Council meetings in those days were run quite loosely, with an informality that many feared wouldn’t appear very flattering on television. As Vinnie DiMonaco remarked to the Springfield Morning Union, “After some of the proceedings we’ve had in here, this council would not be long in office if meetings were televised.” Indeed, there were real reservations about whether the Springfield City Council were ready for prime time players. As City Hall reporter Carol Malley wrote in her political column “Perspectives”:

“For instance, if the full chamber were in view at all times, councilors might feel obligated to remain in their seats throughout the meeting, which would mean that they would have to listen to debate and testimony rather than walk around chatting with the public, with city officials, and with each other. It would also limit the number of times they leave to make telephone calls or check on the Red Sox score. It might also decrease the number of trips to the bathroom, which became a source of laughter Monday night when one councilor was looking for a missing colleague. It might also limit the chatting, fooling around and laughter that now highlights Council meetings.”

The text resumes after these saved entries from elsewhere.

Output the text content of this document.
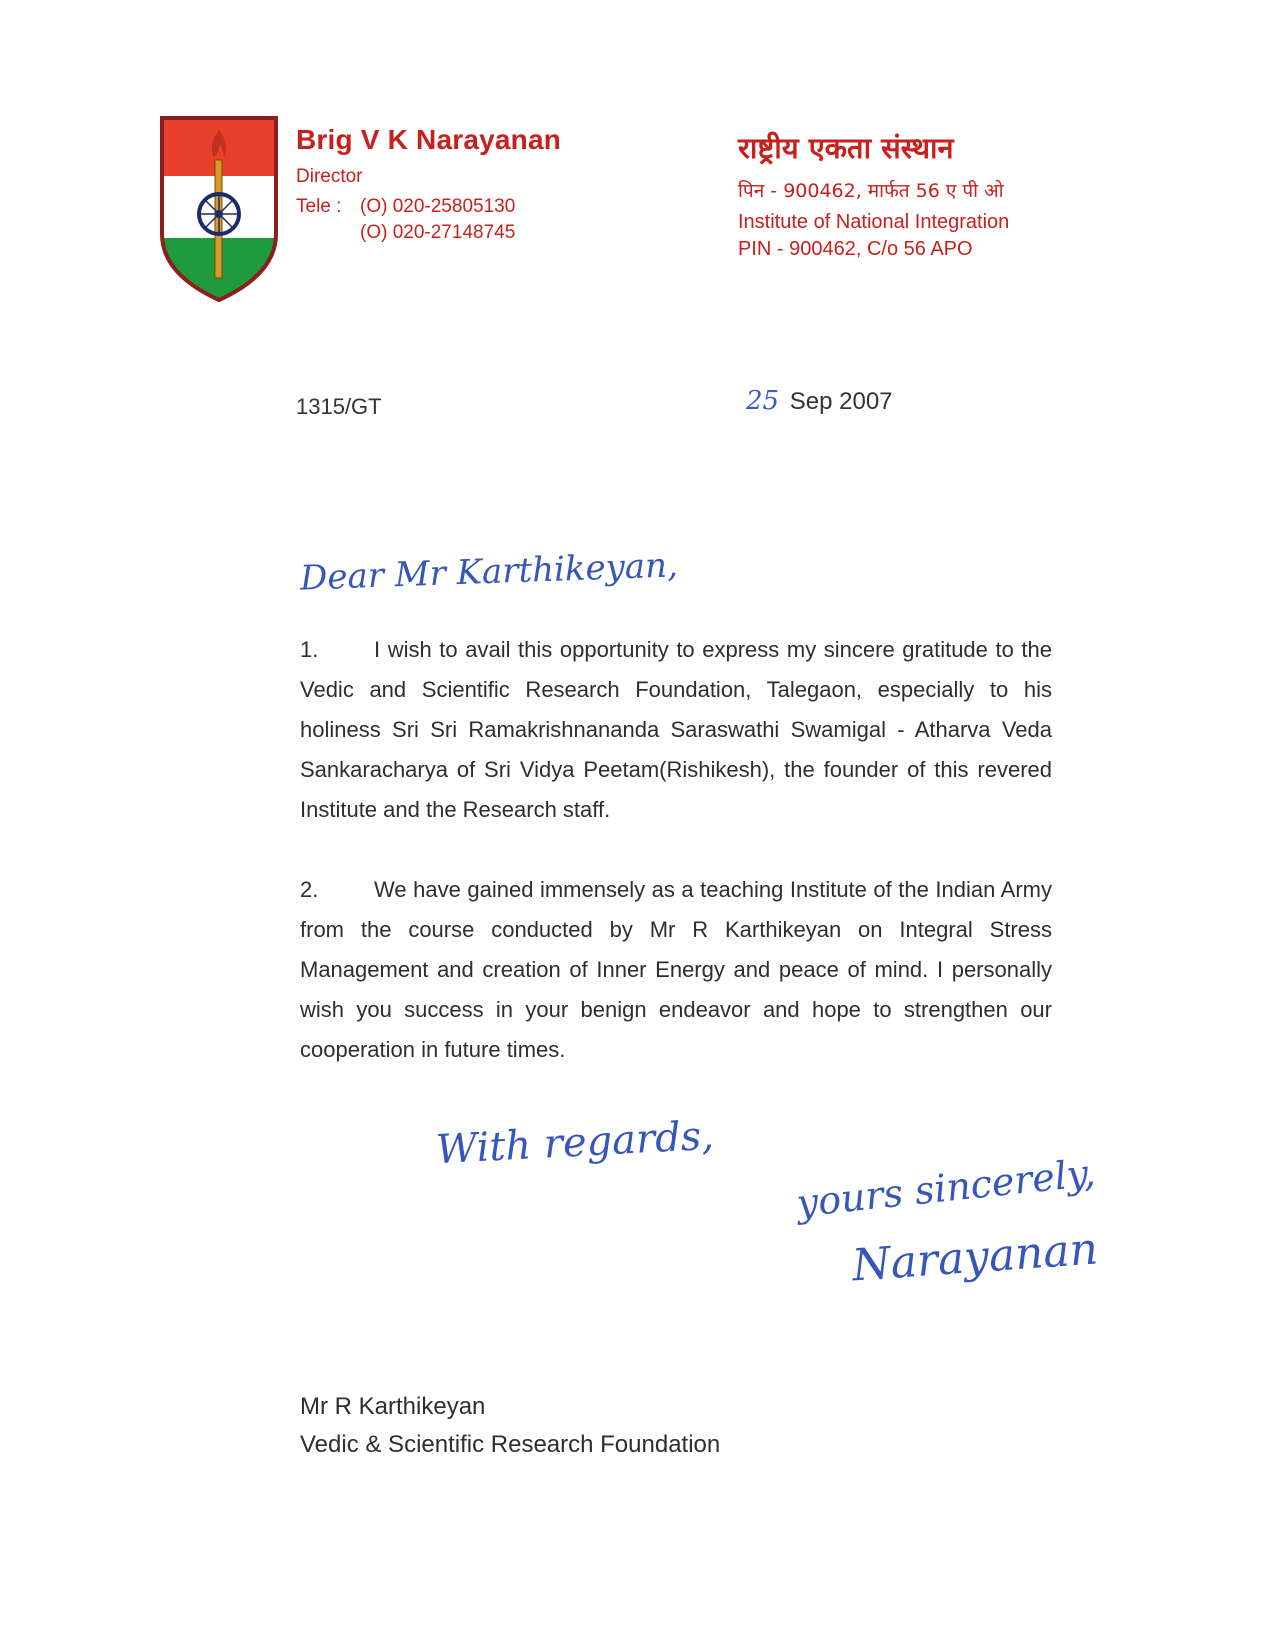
Brig V K Narayanan
Director
Tele : (O) 020-25805130
(O) 020-27148745
राष्ट्रीय एकता संस्थान
पिन - 900462, मार्फत 56 ए पी ओ
Institute of National Integration
PIN - 900462, C/o 56 APO
1315/GT	25 Sep 2007
Dear Mr Karthikeyan,
1.	I wish to avail this opportunity to express my sincere gratitude to the Vedic and Scientific Research Foundation, Talegaon, especially to his holiness Sri Sri Ramakrishnananda Saraswathi Swamigal - Atharva Veda Sankaracharya of Sri Vidya Peetam(Rishikesh), the founder of this revered Institute and the Research staff.
2.	We have gained immensely as a teaching Institute of the Indian Army from the course conducted by Mr R Karthikeyan on Integral Stress Management and creation of Inner Energy and peace of mind. I personally wish you success in your benign endeavor and hope to strengthen our cooperation in future times.
With regards,
yours sincerely,
Narayanan
Mr R Karthikeyan
Vedic & Scientific Research Foundation
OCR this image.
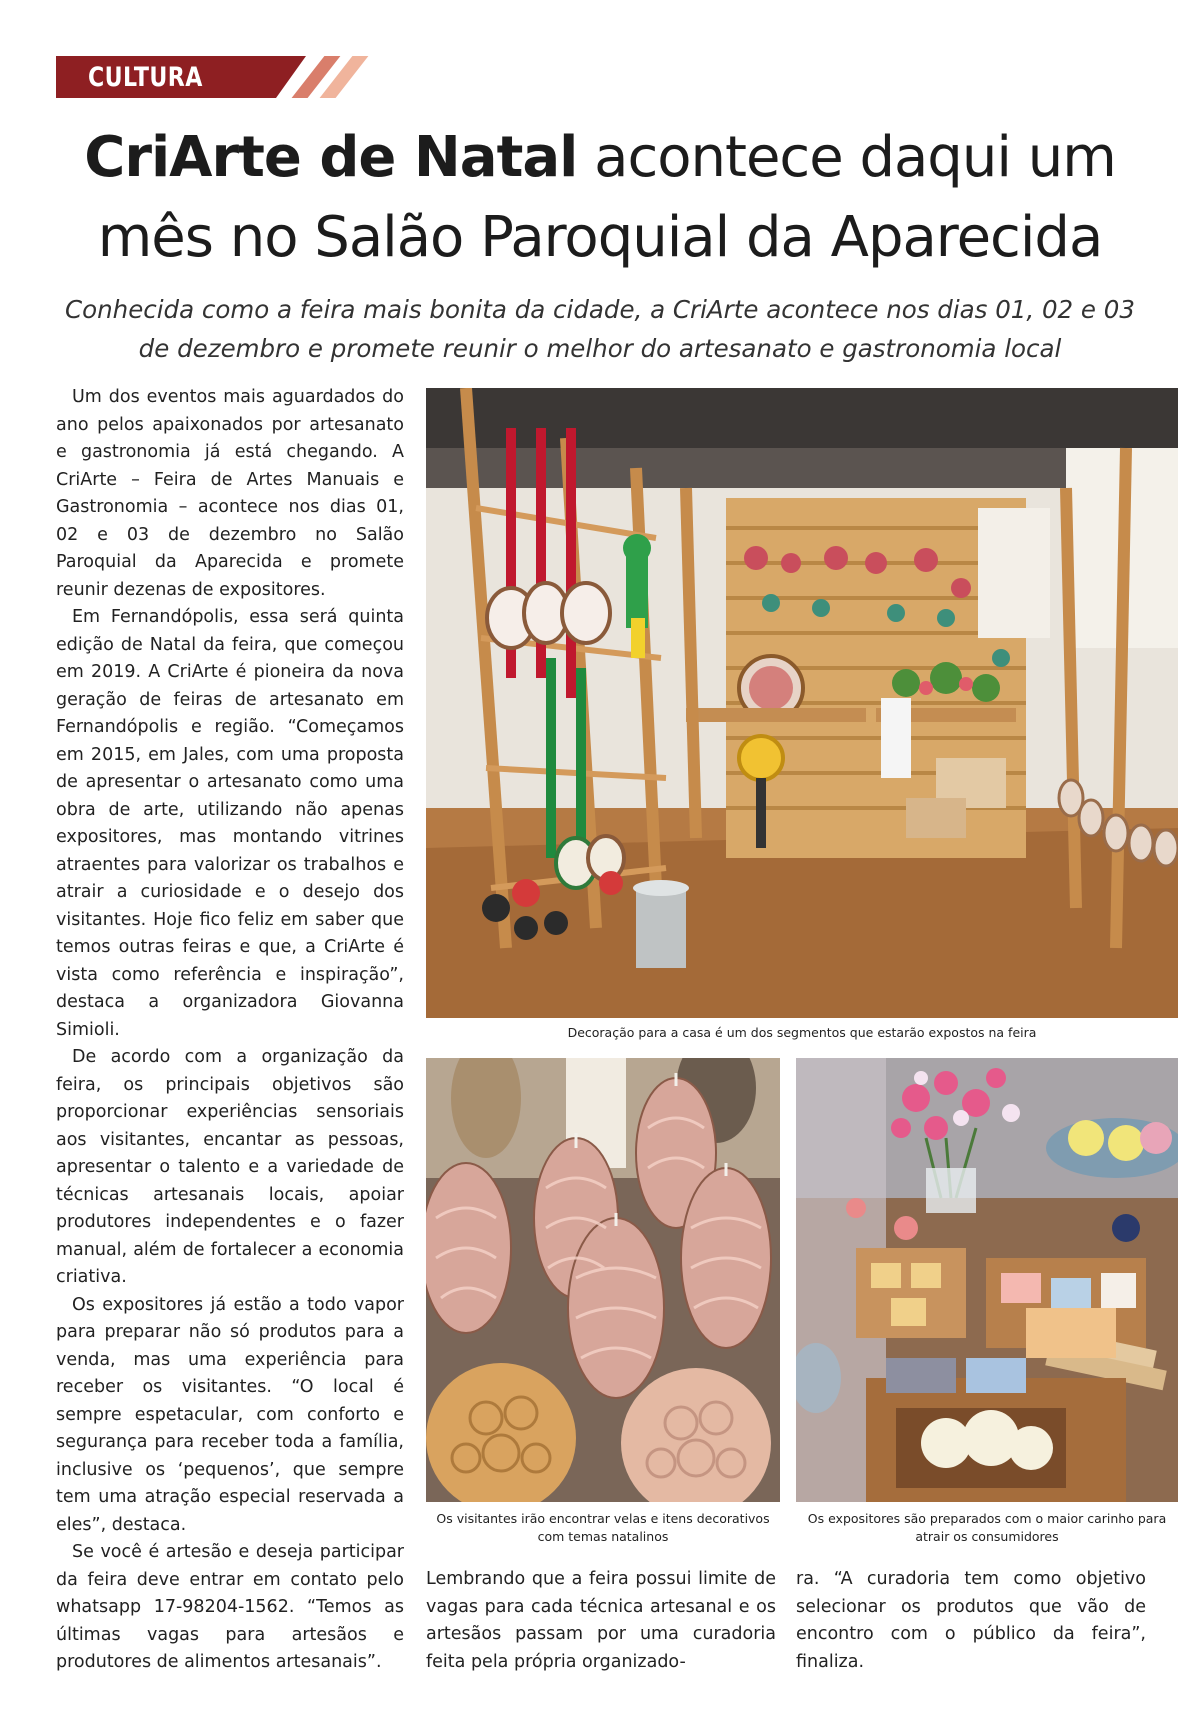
CULTURA
CriArte de Natal acontece daqui um
mês no Salão Paroquial da Aparecida

Conhecida como a feira mais bonita da cidade, a CriArte acontece nos dias 01, 02 e 03 de dezembro e promete reunir o melhor do artesanato e gastronomia local

Um dos eventos mais aguardados do ano pelos apaixonados por artesanato e gastronomia já está chegando. A CriArte – Feira de Artes Manuais e Gastronomia – acontece nos dias 01, 02 e 03 de dezembro no Salão Paroquial da Aparecida e promete reunir dezenas de expositores.

Em Fernandópolis, essa será quinta edição de Natal da feira, que começou em 2019. A CriArte é pioneira da nova geração de feiras de artesanato em Fernandópolis e região. “Começamos em 2015, em Jales, com uma proposta de apresentar o artesanato como uma obra de arte, utilizando não apenas expositores, mas montando vitrines atraentes para valorizar os trabalhos e atrair a curiosidade e o desejo dos visitantes. Hoje fico feliz em saber que temos outras feiras e que, a CriArte é vista como referência e inspiração”, destaca a organizadora Giovanna Simioli.

De acordo com a organização da feira, os principais objetivos são proporcionar experiências sensoriais aos visitantes, encantar as pessoas, apresentar o talento e a variedade de técnicas artesanais locais, apoiar produtores independentes e o fazer manual, além de fortalecer a economia criativa.

Os expositores já estão a todo vapor para preparar não só produtos para a venda, mas uma experiência para receber os visitantes. “O local é sempre espetacular, com conforto e segurança para receber toda a família, inclusive os ‘pequenos’, que sempre tem uma atração especial reservada a eles”, destaca.

Se você é artesão e deseja participar da feira deve entrar em contato pelo whatsapp 17-98204-1562. “Temos as últimas vagas para artesãos e produtores de alimentos artesanais”.

Decoração para a casa é um dos segmentos que estarão expostos na feira

Os visitantes irão encontrar velas e itens decorativos com temas natalinos

Os expositores são preparados com o maior carinho para atrair os consumidores

Lembrando que a feira possui limite de vagas para cada técnica artesanal e os artesãos passam por uma curadoria feita pela própria organizado-

ra. “A curadoria tem como objetivo selecionar os produtos que vão de encontro com o público da feira”, finaliza.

Despite all these misgivings, Mitch believed that the people’s right to know how their elected representatives conducted the public’s business outweighed any concerns about whatever inconveniences or personal embarrassments televising the meetings might cause. Under Ogulewicz’s leadership, the Special Committee voted to recommend that the meetings be televised on a regular basis. Soon the full Council adopted the recommendations by a vote of 8 to 1, with Vincent DiMonaco casting the sole dissenting vote. The first televised meeting went off without a hitch, despite taunting from Vinnie that many Councilors appeared to have bought fancy new outfits for their television debut.

Yet as Mitch was soon to discover, the new openness he was working to bring to city government would have its critics - critics who had no intention of having their behind the scenes power threatened and who would act aggressively to defend it.